Duncan did not return several phone calls seeking comment.
State Sen. Robert J. Garagiola, 39, is another potential candidate who could draw considerable support.
The Montgomery County Democrat released a statement that he is "seriously considering" a run. Earlier in the month, he filed paperwork with the Federal Election Commission required for candidates who intend to raise money for a federal race.
Known as an energetic campaigner and prodigious fundraiser, Garagiola has also quickly developed a statewide network of support that could propel his candidacy.
Moments after the state Senate gave final approval to the map, colleagues began wishing Garagiola well in the race. Sen. Katherine A. Klausmeier, a Baltimore County Democrat, pretended to wipe away tears and sang a goodbye song as she walked by him in the State House.
But Garagiola also has a record in Annapolis that will be heavily scrutinized in the new, centrist district.
He was the lead sponsor of a bill that sought to legalize same-sex marriage, introduced a $471 million package of tax and fee increases that would have raised the state's gas tax by 10 cents, and voted to give some illegal immigrants tuition breaks at Maryland colleges and universities.
Both same-sex marriage and the in-state tuition measure could be on the 2012 ballot.
"If someone asks me a question out in Allegany County about same-sex marriage, I'm going to talk about it and explain my reasoning for it," Garagiola said. "Hopefully, those who are like-minded will be appreciative of it, and those who aren't will at least understand my reasoning for it."
The potential field is less clear on the Republican side, partly because many are waiting for Bartlett's next move. While he has said that he plans to seek re-election, he has not granted interviews since the redistricting process got under way and his recent lackluster fundraising has fueled speculation that he might retire.
In 2010, House races drawing similar national attention carried price tags near $10 million. Experts say it would be difficult to raise that much money in the new 6th District alone, meaning that candidates would have to find money out of state.
It is also not clear whether Bartlett, 85, would have the full support of the Republican Party. He has occasionally bucked GOP leaders in Washington — particularly on energy and climate change — and has maintained tenuous ties with some of the state's Republican leaders.

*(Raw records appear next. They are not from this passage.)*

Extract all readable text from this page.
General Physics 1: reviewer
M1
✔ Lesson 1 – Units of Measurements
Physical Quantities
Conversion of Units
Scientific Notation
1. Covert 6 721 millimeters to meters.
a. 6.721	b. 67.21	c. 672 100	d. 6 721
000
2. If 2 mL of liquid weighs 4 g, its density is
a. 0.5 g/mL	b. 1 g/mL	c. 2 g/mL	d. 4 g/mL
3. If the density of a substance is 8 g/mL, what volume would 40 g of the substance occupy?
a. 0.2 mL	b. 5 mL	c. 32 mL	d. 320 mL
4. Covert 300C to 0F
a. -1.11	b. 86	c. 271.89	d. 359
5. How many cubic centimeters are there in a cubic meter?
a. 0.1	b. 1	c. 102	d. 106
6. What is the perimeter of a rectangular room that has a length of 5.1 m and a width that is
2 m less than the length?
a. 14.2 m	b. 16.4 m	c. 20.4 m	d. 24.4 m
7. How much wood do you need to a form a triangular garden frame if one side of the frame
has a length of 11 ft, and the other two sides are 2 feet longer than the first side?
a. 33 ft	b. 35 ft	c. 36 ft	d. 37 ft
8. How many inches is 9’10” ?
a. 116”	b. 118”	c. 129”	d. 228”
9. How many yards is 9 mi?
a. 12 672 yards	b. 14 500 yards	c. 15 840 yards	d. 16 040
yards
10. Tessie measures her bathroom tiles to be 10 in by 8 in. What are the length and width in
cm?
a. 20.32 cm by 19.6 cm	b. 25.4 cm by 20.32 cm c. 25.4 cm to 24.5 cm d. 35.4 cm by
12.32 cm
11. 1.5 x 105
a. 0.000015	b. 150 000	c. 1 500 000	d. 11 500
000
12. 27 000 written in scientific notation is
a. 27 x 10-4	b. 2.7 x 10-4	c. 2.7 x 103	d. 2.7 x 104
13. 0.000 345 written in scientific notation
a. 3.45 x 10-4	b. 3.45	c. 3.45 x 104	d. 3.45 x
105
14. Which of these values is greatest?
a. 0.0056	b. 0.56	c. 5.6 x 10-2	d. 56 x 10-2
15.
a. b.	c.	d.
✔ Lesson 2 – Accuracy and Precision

The chairman of the Maryland GOP, Alex X. Mooney, a former state senator from Frederick, is a possible candidate for Bartlett's seat. Other Republicans considered to be in the mix but who have not stated their intentions include state Sen. Christopher B. Shank of Washington County and Frederick County Sheriff Charles A. Jenkins.
Jenkins is known for his hard-line stance against illegal immigrants. His is the only local law enforcement agency in the state with a policy that requires that illegal immigrants be referred to federal authorities. By his count, the policy has led to 800 deportation proceedings.

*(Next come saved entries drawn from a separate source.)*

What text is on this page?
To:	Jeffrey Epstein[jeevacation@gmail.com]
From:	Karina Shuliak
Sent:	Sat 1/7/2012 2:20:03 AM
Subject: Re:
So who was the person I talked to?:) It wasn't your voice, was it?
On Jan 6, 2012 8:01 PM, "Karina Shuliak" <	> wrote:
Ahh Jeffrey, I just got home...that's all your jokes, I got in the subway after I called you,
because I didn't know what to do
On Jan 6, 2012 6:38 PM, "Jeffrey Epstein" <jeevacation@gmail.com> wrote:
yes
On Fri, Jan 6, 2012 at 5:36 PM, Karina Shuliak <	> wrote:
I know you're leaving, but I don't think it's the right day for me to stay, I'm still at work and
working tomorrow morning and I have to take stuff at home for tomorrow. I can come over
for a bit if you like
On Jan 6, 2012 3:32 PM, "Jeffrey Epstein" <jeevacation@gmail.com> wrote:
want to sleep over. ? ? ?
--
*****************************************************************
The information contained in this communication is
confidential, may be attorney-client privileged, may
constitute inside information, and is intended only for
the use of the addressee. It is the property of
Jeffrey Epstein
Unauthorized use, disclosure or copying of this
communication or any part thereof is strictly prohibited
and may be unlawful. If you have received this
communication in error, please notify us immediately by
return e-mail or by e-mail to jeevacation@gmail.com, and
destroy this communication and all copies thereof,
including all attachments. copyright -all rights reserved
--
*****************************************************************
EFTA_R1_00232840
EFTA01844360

Through a spokeswoman, Jenkins declined to be interviewed.
Third-party political groups, meanwhile, are also watching the fast-changing landscape in Western Maryland. Ryan Rudominer, a spokesman for House Majority PAC, said his group is keeping a "close eye" on what he described as a potentially "very competitive race." The Washington-based political action committee raises money to help Democrats in competitive elections.
The campaign arms of the Democratic and Republican House caucuses are also beginning to engage.

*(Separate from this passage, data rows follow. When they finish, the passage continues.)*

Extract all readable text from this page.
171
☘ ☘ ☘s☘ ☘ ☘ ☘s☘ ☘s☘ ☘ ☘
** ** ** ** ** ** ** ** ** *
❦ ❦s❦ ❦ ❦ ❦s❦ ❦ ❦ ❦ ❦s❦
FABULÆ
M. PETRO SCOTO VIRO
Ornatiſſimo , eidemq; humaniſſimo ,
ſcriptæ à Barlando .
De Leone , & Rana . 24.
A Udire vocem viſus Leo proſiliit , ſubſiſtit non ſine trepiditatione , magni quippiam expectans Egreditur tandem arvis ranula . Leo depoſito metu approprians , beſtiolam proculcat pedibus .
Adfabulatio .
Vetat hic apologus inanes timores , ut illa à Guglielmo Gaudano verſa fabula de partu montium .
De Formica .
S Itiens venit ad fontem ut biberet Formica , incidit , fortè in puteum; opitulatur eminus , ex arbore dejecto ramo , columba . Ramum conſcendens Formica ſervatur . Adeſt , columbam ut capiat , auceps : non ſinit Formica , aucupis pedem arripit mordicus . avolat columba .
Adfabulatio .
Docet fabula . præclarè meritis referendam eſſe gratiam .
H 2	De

In a statement that was heavily critical of Bartlett, Democratic Congressional Campaign Committee spokesman Josh Schwerin said that the new district will give voters a chance to elect "a fresh face who will fight for middle-class jobs."
Tory Mazzola, a spokesman for the National Republican Congressional Committee, countered that Bartlett has a long record of supporting job creation.
Asked whether the group would help augment Bartlett's fundraising with its own advertising campaign, Mazzola replied: "Congressman Bartlett will have the resources that he needs."